Been thinking about this... is there any way to replicate what OP_CHECKSIGFROMSTACK does, but using a carefully crafted OP_CHECKMULTISIG instead? Like, say a 2-of-2 setup where you hand over two signatures, and the whole point is finding one single public key that satisfies both at once.
So normally OP_CHECKMULTISIG just does its standard thing. But what if you set it up differently, where the z-value ends up being the same across both signatures? Then you could pick your (r,s) pairs in such a way that whoever provides the right public key is essentially proving they signed a specific message. That's the idea anyway.

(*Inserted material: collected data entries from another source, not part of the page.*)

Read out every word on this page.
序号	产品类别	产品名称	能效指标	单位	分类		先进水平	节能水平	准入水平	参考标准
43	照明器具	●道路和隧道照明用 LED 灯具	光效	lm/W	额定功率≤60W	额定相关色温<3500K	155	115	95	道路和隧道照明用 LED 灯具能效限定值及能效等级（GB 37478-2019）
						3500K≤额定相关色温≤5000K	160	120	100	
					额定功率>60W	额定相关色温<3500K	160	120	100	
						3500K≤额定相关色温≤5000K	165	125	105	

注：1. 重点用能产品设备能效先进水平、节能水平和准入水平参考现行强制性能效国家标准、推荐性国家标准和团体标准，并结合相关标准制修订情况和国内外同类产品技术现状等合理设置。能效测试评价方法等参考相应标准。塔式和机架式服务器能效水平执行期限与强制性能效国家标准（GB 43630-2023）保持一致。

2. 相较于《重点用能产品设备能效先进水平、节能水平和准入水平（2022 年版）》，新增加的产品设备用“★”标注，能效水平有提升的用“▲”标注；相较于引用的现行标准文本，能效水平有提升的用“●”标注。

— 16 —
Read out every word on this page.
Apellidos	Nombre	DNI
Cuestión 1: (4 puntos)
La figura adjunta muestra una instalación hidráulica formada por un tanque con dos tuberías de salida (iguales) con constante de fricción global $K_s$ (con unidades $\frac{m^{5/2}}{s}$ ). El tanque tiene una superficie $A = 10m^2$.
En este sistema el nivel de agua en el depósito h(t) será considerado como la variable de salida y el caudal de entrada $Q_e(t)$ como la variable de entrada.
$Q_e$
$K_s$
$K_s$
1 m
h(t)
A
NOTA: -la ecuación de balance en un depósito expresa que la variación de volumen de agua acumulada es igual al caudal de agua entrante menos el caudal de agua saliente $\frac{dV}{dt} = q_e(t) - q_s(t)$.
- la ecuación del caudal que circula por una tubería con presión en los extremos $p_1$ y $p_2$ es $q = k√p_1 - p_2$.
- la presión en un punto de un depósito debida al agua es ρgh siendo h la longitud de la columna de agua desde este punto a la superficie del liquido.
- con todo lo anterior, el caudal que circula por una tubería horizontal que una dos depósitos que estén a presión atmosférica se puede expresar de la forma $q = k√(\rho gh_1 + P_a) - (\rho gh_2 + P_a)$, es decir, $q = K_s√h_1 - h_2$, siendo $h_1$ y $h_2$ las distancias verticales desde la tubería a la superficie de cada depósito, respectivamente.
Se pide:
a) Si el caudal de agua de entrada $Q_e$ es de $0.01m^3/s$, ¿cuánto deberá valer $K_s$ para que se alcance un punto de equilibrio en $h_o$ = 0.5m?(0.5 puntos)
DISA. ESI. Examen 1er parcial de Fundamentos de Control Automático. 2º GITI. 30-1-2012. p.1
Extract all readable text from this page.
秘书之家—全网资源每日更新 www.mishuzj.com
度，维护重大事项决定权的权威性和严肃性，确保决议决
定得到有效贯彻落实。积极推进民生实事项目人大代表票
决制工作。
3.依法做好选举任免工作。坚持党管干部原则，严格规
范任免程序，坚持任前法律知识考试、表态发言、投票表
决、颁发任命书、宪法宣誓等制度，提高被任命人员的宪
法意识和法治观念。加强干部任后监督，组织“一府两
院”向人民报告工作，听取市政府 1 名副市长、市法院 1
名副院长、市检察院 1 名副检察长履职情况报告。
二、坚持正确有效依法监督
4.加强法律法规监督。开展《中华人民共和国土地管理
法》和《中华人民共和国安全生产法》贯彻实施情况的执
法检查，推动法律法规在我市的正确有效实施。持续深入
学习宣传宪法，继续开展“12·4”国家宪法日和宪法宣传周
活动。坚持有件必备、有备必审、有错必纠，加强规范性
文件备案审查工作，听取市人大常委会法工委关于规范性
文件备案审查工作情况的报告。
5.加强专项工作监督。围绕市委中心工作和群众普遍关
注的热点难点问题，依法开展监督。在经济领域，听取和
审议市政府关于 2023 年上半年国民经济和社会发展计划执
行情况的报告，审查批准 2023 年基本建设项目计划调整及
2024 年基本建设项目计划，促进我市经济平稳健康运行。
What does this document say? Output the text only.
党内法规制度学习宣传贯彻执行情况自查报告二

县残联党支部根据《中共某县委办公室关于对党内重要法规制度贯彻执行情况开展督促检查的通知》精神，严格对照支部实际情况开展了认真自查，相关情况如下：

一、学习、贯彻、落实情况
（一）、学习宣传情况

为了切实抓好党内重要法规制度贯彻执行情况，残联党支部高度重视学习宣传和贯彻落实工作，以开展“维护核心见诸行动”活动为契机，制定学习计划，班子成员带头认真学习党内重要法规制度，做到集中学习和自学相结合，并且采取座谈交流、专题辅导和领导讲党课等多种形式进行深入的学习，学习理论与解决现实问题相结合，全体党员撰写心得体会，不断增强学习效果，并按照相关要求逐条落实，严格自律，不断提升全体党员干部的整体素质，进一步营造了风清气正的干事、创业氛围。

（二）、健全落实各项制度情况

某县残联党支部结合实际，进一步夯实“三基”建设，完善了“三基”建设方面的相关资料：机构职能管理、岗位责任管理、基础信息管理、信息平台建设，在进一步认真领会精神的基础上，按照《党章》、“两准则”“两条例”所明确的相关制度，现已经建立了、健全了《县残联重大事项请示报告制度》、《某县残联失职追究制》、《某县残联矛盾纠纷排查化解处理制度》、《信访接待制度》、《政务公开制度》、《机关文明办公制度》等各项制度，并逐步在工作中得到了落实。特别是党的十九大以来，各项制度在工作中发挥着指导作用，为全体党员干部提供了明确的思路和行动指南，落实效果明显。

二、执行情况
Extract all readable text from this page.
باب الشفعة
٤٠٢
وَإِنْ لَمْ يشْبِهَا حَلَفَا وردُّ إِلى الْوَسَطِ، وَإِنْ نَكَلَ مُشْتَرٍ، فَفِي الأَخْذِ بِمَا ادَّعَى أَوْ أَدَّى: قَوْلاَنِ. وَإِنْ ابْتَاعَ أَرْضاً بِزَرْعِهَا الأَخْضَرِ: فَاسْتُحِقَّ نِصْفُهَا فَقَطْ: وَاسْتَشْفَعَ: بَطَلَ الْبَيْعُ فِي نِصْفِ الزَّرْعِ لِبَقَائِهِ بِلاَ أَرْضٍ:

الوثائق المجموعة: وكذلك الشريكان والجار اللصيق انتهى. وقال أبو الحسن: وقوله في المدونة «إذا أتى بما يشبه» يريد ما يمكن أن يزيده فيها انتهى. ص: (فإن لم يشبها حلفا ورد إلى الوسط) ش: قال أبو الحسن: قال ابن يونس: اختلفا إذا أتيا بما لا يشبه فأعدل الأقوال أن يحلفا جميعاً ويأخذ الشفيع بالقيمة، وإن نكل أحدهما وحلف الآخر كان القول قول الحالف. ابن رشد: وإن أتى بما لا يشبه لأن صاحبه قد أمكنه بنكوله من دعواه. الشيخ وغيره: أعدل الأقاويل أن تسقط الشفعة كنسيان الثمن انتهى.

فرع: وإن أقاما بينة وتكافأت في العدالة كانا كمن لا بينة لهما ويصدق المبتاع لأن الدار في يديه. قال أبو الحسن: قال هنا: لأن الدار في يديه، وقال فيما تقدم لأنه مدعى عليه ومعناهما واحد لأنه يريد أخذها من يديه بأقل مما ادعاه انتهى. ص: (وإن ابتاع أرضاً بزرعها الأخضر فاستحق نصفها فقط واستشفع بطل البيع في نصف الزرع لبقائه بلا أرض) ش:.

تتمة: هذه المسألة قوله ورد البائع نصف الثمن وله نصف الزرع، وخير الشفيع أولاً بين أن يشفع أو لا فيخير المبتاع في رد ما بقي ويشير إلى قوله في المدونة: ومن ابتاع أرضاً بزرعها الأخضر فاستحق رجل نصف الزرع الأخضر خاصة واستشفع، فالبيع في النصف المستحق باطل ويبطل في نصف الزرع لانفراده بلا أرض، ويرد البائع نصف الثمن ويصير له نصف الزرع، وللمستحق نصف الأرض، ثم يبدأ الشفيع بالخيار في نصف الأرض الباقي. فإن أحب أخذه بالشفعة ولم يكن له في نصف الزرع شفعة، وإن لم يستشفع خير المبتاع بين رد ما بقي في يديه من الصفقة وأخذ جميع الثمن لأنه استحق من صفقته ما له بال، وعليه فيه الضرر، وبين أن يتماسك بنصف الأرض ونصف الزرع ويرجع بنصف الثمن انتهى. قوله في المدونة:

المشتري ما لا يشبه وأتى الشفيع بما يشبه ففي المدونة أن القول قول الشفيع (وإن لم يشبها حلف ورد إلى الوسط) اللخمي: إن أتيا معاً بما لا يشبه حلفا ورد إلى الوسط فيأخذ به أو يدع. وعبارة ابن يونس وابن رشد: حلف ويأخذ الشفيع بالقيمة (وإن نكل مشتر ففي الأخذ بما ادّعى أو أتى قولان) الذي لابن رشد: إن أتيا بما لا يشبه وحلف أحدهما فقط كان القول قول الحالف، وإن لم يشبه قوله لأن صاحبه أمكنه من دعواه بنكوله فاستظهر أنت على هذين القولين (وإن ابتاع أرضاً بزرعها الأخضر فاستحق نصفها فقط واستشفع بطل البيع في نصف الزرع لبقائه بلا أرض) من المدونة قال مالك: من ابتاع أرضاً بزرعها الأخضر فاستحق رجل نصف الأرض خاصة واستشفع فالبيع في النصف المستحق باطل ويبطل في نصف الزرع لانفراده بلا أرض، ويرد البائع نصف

Yeah obviously this blows up all private keys involved, but that's kind of the point here. If you plug in carefully chosen (r,s) pairs that are already public knowledge, you can basically turn this into a calculator of sorts, one that does "multiply and add some given 256-bit number by these values." A plain OP_CHECKSIG could technically handle part of that, but the nice thing about OP_CHECKMULTISIG is that it forces the z-value to be the same across all signatures, which is exactly what makes this construction interesting.
So the question is, does 2-of-2 actually cut it, or do you need to go bigger, like 3-of-3 or even more, to properly pull off something equivalent to OP_CHECKSIGFROMSTACK?
Can OP_CHECKMULTISIG be used to fake OP_CHECKSIGFROMSTACK behavior?